O meu documento favorito do Papa, no entanto, não é uma encíclica, mas uma exortação apostólica. Ainda hoje, eu medito sobre o conteúdo da maravilhosa "Gaudete et exsultate", que disserta sobre a chamada à santidade no mundo atual. Se nunca o leu, recomendo-o fortemente. Esse texto fez-me desconfiar de que o Papa talvez fosse Santo. Sete anos depois de sua publicação, acompanhando suas catequeses, em suas audiências, lendo as biografias que escreveu e acompanhando o modo como se comportou, ao exercer sua dura função de Papa, tenho certeza de que foi um homem de Deus que viveu radicalmente a sua fé, de uma forma muito bonita e exemplar. É comovente que tenha se esforçado tanto para estar próximo do povo de Deus um dia antes do seu falecimento.
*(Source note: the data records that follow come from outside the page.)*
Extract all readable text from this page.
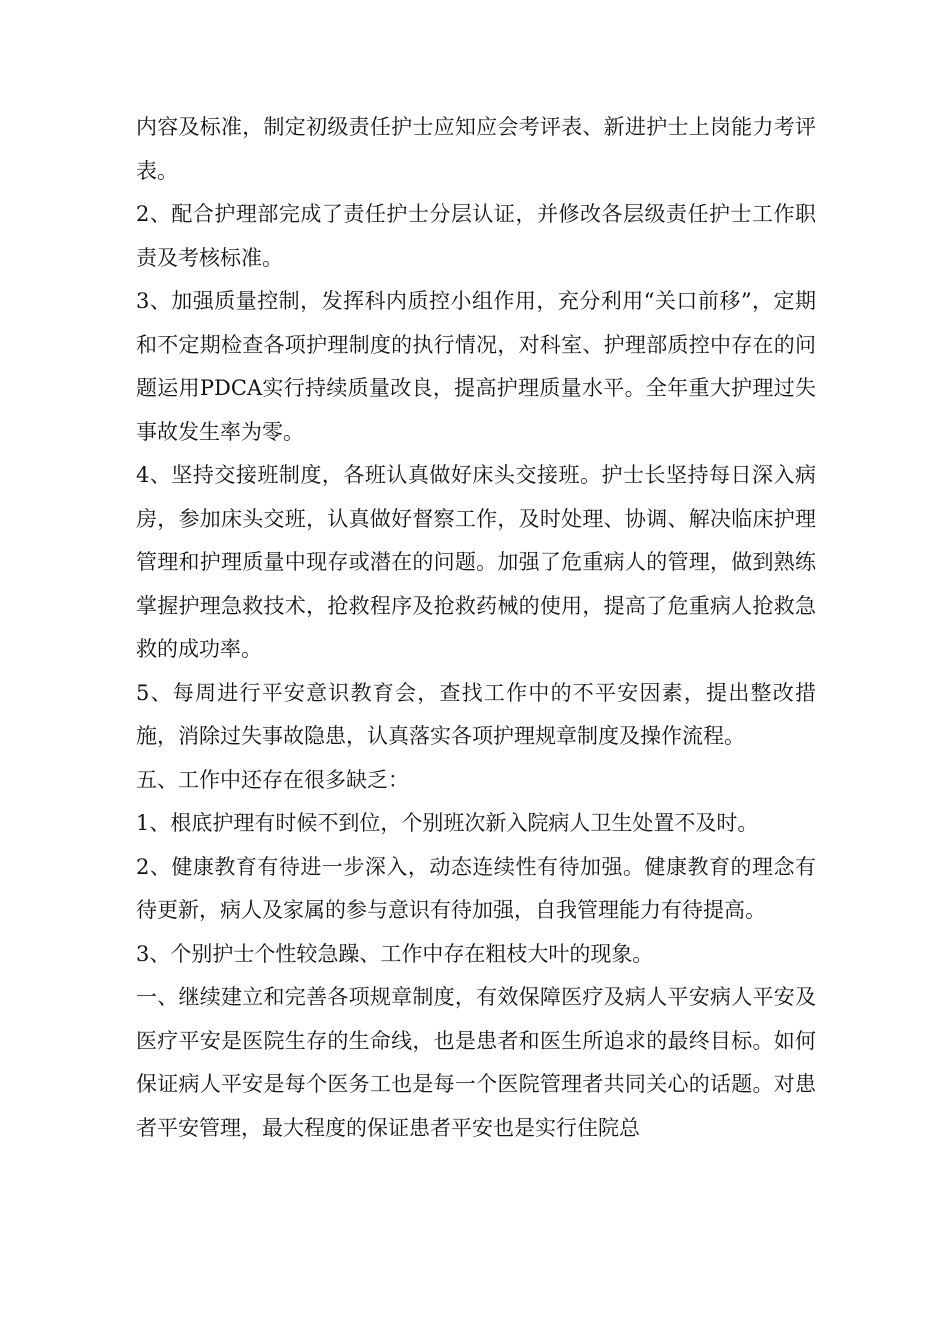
内容及标准，制定初级责任护士应知应会考评表、新进护士上岗能力考评表。

2、配合护理部完成了责任护士分层认证，并修改各层级责任护士工作职责及考核标准。

3、加强质量控制，发挥科内质控小组作用，充分利用“关口前移”，定期和不定期检查各项护理制度的执行情况，对科室、护理部质控中存在的问题运用PDCA实行持续质量改良，提高护理质量水平。全年重大护理过失事故发生率为零。

4、坚持交接班制度，各班认真做好床头交接班。护士长坚持每日深入病房，参加床头交班，认真做好督察工作，及时处理、协调、解决临床护理管理和护理质量中现存或潜在的问题。加强了危重病人的管理，做到熟练掌握护理急救技术，抢救程序及抢救药械的使用，提高了危重病人抢救急救的成功率。

5、每周进行平安意识教育会，查找工作中的不平安因素，提出整改措施，消除过失事故隐患，认真落实各项护理规章制度及操作流程。

五、工作中还存在很多缺乏：

1、根底护理有时候不到位，个别班次新入院病人卫生处置不及时。

2、健康教育有待进一步深入，动态连续性有待加强。健康教育的理念有待更新，病人及家属的参与意识有待加强，自我管理能力有待提高。

3、个别护士个性较急躁、工作中存在粗枝大叶的现象。

一、继续建立和完善各项规章制度，有效保障医疗及病人平安病人平安及医疗平安是医院生存的生命线，也是患者和医生所追求的最终目标。如何保证病人平安是每个医务工也是每一个医院管理者共同关心的话题。对患者平安管理，最大程度的保证患者平安也是实行住院总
Enfim, eu realmente aprendi tanta coisa com o Papa que fica difícil escrever um texto que não se torne um livro. Foi um Papa que amei profundamente, que marcou minha própria história, mas que sobretudo me ensinou, como já disse, a ser ovelha.
Não faço idéia de quem será o próximo Papa, mas procurarei escutá-lo docilmente da mesma forma com que procurei ser ouvinte de Francisco. É importantíssimo que realmente estejamos unidos ao Magistério da Igreja de mente e de coração. Quando um Papa publica um documento, como católicos, não temos de ficar querendo corrigi-lo ou julgá-lo, mas perguntar-nos o que Deus deseja falar conosco por meio daquelas palavras.
O Papa Francisco foi um Papa que buscou acolher a todos, que levou a pastoralidade aos seus limites a fim de que nenhum pecador não se sentisse amado por Deus. Foi um grande Papa, que promoveu reformas importantes, sem nunca afrontar o Depósito da Fé, que conservou e transmitiu, de forma muito digna, de modo que poderia perfeitamente dizer, como São Paulo, que combateu um bom combate, terminou sua carreira e guardou a fé (2 Tm. 4.7).
Viva Francisco! Que Deus o recompense por toda a sua completa doação à Santa Igreja.